The comprehensive assessment also represents a major opportunity, however. A thorough balance sheet cleansing can free banks of legacy problems and enhance the functional viability and stability of the European banking sector. What is important is that, at the national level, provisions should be made to cover potential capital needs. The ECB will additionally benefit from having a precise insight into the risk situations of those banks which will be under its supervision in future.

I see the BSA as an opportunity – for supervisors and banks alike.

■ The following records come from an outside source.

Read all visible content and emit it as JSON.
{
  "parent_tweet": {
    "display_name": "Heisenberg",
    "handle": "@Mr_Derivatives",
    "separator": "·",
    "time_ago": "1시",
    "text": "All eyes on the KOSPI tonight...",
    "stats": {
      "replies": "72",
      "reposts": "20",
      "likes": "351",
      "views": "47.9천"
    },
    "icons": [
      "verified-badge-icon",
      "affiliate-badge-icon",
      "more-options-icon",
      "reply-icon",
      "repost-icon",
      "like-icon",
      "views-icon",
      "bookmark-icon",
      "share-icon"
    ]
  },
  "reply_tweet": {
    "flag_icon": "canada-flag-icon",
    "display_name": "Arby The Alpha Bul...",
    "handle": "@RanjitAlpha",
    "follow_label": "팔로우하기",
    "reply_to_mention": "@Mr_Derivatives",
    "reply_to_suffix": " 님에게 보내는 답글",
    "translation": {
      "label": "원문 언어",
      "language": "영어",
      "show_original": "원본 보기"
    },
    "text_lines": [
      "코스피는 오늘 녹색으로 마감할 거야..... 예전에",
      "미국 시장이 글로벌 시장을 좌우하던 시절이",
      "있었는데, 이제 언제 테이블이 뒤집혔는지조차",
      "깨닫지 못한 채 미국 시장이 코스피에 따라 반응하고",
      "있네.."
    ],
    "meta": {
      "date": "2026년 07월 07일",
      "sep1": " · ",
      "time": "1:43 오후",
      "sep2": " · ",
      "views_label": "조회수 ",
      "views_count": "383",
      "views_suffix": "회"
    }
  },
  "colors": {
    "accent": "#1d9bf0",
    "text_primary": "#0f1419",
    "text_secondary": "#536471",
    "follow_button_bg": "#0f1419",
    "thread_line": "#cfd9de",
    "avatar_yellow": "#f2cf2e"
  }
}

The Single Supervisory Mechanism (SSM) is the furthest-advanced element of the banking union. By contrast, the single resolution mechanism (SRM) is still in its infancy. Time is short. The banking union requires not only an SSM but also a European SRM in order to strike the proper balance between liability and control. It makes little sense to shift supervision of European banks to the European level only to then, in the matter of resolution, to give responsibility back to a national body. And we supervisors need an instrument for resolving banks smoothly without impairing the markets, one which bails in owners and investors, in order to put the bite back into our demands for consolidation and balance sheet cleansing.

A proposal from the European Commission is on the table. In my view, however, there are both conceptual and legal problems in this regard. A true European resolution authority needs a watertight foundation; bank resolution will invariably involve a wave of lawsuits by third parties – in this case, bank investors. Primary law needs to be amended in order to create such a watertight foundation. Until that happens, we have to settle for a network of national authorities and funds, supported at best by cross-border burden-sharing agreements.

I am also critical of the idea of the European Commission having a strong position in resolution, since the Commission is also responsible for state aid procedures, which would create a conflict of interest that would be impossible to resolve cleanly.